In 2015, van Wynsberghe and Noel Sharkey established the Foundation for Responsible Robotics (FRR), a not-for-profit, non-governmental organization that advocates for the ethical design and production of robots. In founding the FRR, van Wynsberghe and Sharkey cited the urgent need for a greater level of accountability and attention to ethics in the design of robots, especially those that complete jobs through automation. She is the president of the foundation, organizing multi-stakeholder workshops; writing and disseminating consultation documents and reports; establishing public-private partnerships; and addressing legislative bodies within the European Union.

Van Wynsberghe is also a member of several organizations focusing on the ethics of technology. She has been appointed to the European Commission's High-Level Expert Group on Artificial Intelligence (AI HLG) and is on the board of the Institute for Accountability in the Digital Age and the Netherlands Alliance for AI (ALLAI Netherlands). She is on the advisory board of the AI & Intelligent Automation Network.

=== Academic contributions ===
According to Google Scholar, van Wynsberghe's work has been cited over 3800 times and currently holds an h-index of 26. She is the author of the 2016 book Healthcare Robots: Ethics, Design and Implementation, which addresses the current and future role of robots in the healthcare sector and the need to impose ethical guidelines on their use.

=== Awards and honors ===
Van Wynsberghe was a 2015 recipient of an NWO Veni Personal Research Grant to study the ethical design of care robots. In 2017, van Wynsberghe appeared on Robohub's "25 Women in Robotics You Need to Know About" list.
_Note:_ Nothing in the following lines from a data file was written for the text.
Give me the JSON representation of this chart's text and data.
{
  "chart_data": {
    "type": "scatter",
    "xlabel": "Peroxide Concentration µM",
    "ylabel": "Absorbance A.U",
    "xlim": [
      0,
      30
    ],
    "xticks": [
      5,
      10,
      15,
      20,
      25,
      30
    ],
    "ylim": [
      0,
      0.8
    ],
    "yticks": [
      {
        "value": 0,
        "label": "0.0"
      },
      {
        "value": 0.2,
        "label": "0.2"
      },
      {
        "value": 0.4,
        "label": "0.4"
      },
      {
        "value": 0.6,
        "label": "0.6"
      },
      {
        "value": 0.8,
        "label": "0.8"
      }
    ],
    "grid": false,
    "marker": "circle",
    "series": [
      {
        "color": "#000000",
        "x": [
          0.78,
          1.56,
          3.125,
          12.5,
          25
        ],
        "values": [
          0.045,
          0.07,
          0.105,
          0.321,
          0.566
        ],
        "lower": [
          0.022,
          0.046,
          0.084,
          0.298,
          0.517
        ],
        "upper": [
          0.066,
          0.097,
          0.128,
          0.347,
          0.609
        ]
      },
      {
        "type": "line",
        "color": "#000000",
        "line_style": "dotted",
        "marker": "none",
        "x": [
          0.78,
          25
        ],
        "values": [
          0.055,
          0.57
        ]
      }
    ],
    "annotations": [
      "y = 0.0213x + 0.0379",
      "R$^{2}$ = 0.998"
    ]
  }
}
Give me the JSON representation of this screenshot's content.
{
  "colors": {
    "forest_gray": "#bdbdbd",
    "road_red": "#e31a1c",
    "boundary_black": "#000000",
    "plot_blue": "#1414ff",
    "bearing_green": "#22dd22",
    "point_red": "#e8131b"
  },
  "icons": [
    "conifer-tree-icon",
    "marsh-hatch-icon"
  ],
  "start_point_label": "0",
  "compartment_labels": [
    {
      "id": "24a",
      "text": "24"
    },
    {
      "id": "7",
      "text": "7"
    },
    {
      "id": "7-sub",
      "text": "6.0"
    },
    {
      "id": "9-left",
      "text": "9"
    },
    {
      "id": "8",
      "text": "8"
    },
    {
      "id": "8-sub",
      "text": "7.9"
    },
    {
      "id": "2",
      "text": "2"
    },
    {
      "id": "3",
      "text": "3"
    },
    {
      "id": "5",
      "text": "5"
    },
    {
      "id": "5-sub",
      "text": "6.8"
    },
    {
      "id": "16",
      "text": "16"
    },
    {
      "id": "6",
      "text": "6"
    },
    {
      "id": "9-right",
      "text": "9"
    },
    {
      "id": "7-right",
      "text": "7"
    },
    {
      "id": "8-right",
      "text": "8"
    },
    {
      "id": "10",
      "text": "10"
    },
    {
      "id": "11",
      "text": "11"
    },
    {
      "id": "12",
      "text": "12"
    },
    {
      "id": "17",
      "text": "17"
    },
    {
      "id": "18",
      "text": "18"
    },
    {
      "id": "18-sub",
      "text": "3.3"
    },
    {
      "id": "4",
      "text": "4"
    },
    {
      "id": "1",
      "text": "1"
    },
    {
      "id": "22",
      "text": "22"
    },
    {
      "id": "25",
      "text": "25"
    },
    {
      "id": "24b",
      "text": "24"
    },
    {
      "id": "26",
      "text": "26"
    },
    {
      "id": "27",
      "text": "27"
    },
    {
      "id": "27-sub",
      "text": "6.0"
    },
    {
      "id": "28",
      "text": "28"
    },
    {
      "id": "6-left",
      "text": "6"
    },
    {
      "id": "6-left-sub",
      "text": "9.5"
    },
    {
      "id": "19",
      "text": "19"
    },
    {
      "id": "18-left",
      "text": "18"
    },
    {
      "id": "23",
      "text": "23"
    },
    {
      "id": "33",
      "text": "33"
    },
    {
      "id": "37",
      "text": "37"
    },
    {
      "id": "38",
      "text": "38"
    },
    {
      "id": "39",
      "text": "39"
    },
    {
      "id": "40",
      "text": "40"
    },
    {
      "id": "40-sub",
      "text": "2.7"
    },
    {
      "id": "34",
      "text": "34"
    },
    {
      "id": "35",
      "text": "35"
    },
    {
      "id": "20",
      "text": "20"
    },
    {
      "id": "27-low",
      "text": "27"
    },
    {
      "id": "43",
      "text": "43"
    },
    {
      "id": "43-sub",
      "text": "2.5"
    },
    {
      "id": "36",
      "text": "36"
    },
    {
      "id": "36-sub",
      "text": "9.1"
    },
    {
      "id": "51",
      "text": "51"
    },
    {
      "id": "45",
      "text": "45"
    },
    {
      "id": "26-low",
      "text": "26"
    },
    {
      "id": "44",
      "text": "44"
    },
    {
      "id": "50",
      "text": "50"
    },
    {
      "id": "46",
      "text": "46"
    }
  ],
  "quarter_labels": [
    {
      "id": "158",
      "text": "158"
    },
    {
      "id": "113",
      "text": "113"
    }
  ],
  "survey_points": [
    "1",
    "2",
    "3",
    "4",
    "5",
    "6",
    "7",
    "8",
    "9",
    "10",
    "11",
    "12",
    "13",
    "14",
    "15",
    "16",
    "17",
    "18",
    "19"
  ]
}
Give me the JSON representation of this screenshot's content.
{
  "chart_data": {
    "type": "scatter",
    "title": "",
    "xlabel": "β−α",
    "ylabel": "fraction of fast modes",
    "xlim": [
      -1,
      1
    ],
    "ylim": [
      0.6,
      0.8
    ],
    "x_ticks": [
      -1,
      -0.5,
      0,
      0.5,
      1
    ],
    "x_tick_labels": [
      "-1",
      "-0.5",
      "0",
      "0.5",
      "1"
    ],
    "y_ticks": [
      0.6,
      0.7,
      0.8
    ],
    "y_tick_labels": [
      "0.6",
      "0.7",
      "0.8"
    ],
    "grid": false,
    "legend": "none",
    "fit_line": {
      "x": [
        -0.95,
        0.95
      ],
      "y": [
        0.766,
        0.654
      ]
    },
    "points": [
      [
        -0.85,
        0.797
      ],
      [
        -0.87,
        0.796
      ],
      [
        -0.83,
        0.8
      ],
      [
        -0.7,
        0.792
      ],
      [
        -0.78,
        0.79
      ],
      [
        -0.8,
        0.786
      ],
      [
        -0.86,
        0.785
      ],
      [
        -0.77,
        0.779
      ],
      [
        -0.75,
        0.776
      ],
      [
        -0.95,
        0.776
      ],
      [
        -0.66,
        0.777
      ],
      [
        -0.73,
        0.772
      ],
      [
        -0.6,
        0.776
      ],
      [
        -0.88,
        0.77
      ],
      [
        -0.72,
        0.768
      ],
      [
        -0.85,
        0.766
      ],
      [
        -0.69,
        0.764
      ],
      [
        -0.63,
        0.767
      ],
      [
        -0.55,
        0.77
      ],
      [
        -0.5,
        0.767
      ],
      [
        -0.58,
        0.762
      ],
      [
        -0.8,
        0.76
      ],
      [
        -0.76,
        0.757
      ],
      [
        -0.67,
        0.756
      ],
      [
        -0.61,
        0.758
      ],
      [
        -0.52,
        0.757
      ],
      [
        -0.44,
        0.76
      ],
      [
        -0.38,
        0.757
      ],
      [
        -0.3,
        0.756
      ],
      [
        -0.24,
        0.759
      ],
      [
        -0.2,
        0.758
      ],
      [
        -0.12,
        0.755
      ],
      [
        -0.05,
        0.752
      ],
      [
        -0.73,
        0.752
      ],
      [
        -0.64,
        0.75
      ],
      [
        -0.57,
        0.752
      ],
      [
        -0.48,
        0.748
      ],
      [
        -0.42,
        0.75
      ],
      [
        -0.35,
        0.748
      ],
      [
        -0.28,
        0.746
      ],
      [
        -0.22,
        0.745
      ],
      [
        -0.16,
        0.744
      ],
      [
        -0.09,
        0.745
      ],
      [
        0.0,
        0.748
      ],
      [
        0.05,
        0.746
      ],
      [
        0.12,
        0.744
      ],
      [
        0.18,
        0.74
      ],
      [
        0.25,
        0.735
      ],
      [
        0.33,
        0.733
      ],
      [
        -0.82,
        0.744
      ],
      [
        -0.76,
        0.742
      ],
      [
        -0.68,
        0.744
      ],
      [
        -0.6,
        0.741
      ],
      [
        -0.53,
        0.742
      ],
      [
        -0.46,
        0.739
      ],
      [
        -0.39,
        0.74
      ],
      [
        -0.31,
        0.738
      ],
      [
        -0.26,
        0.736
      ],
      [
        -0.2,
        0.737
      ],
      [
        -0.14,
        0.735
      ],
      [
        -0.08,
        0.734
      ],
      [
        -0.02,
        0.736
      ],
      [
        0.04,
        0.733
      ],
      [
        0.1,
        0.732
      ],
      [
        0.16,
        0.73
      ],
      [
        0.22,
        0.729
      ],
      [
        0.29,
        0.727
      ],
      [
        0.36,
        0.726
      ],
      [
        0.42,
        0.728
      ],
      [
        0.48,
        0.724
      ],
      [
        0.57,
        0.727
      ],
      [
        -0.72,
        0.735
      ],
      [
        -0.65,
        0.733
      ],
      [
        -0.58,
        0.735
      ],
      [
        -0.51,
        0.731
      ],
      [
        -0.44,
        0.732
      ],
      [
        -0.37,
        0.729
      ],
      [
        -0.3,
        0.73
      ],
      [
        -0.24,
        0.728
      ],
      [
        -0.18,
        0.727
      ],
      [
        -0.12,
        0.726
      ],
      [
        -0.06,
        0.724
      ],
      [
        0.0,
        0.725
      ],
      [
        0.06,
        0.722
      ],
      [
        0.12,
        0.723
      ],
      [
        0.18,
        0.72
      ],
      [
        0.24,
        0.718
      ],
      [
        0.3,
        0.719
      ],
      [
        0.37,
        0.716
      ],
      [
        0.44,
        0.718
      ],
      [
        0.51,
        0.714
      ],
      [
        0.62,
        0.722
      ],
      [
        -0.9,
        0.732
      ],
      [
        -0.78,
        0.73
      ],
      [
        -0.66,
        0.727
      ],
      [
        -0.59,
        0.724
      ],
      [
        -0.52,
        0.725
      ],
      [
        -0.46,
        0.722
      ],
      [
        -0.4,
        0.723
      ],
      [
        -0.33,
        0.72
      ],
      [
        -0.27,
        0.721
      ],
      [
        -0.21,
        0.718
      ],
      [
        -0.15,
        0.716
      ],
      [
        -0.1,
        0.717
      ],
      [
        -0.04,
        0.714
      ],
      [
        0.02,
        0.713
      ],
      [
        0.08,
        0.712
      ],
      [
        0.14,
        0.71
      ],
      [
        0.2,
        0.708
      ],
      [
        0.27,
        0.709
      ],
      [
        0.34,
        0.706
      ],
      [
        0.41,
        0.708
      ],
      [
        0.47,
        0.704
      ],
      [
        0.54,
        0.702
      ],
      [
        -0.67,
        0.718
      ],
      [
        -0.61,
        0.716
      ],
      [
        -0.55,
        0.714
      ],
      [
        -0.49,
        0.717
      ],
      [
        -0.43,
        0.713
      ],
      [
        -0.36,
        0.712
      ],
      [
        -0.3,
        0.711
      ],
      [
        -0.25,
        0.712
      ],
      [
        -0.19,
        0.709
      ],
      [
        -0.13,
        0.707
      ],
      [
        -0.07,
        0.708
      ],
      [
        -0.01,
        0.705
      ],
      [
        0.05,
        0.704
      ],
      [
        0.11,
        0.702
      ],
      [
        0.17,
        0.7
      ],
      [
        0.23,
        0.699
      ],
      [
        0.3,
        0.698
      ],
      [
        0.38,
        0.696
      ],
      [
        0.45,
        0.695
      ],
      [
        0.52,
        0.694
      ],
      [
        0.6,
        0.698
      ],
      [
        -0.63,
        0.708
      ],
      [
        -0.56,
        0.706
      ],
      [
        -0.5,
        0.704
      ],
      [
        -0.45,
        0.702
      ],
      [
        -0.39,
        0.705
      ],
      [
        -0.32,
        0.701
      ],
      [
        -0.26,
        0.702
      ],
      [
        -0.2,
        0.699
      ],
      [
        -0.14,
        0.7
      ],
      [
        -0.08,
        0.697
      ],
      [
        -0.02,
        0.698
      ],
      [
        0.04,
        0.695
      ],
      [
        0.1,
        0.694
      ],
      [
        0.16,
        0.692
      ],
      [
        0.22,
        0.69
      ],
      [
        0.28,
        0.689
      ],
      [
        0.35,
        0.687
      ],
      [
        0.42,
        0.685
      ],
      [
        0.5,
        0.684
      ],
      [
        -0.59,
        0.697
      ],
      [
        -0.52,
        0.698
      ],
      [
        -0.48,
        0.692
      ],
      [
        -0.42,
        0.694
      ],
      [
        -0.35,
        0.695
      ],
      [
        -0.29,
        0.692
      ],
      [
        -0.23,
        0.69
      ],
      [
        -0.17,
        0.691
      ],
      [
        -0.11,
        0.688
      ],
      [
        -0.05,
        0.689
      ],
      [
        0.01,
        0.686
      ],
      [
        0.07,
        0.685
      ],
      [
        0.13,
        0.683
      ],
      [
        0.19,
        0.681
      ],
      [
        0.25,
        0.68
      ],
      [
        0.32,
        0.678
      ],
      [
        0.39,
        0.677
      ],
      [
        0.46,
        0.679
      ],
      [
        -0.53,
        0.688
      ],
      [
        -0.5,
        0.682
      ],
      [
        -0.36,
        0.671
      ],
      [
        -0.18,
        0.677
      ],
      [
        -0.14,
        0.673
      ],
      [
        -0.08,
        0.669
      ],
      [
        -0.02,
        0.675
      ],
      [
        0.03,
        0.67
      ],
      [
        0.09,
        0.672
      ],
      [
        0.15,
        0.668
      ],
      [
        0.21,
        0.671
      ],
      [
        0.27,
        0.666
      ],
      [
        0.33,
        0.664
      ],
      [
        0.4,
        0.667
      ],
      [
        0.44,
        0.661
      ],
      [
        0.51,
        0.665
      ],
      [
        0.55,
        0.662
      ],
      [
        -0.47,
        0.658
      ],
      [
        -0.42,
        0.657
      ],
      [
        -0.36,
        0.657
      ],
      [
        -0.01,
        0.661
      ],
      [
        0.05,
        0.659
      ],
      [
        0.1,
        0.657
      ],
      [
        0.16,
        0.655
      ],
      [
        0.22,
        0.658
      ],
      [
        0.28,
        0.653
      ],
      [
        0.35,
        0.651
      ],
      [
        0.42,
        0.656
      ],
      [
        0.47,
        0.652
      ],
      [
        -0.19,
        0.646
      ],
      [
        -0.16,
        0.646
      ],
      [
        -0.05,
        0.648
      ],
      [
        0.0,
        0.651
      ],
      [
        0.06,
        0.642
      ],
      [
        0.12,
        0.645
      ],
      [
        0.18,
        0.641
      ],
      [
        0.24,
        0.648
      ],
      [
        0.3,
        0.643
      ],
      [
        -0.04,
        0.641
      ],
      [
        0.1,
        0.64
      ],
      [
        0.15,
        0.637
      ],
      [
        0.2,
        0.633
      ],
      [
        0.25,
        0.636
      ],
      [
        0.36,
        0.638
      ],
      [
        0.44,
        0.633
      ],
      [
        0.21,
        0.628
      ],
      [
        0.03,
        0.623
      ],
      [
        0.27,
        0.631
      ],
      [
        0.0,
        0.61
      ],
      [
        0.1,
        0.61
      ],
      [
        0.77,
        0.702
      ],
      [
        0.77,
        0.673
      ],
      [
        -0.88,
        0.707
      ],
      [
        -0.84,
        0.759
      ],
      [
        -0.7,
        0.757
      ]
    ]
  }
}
In July 2018 she was listed among the British Interactive Media Association's "100 Ai Influencers Worth Following". Van Wynsberghe was a 2018 recipient of the Dutch L’Oréal – UNESCO For Women in Science Fellowship. She was awarded an Alexander von Humboldt Professorship for Applied Ethics of Artificial Intelligence in 2020. Since 2022, Aimee van Wynsberghe has been a member of the Akademie der Wissenschaften und der Literatur in Mainz and advisory board of the Konrad Zuse Schools of Excellence in Artificial Intelligence (DAAD). Her project "Desirable Digitalisation. Rethinking AI for Just and Sustainable Futures", in collaboration with the University of Cambridge, is funded by Stiftung Mercator with 3.8 million euro.

=== Media ===
In January 2018, van Wynsberghe was interviewed for a Raddington Report article entitled “Robot Ethics, Robot Equality.” In June 2018 she was featured on BBC's Today program and was interviewed by Seth Adler at the Artificial Intelligence & Intelligent Automation Network. Van Wynsberghe has spoken at major international events including Web Summit, the European Investment Bank Global Investment Forum, AI for Good's Global Summit, and the Economist's Innovation Summit. Van Wynsberghe was interviewed for the 2017 VPRO documentary Robo Sapiens, which discusses humankind's future with robots. In 2019 she was interviewed by Forbes where she discussed the challenges of embedding ethical frameworks into artificial intelligence systems. Aimee van Wynsberghe was featured in Forbes' 2020 list of women leading the 21st-century AI movement due to her significant contributions to the ethics of artificial intelligence.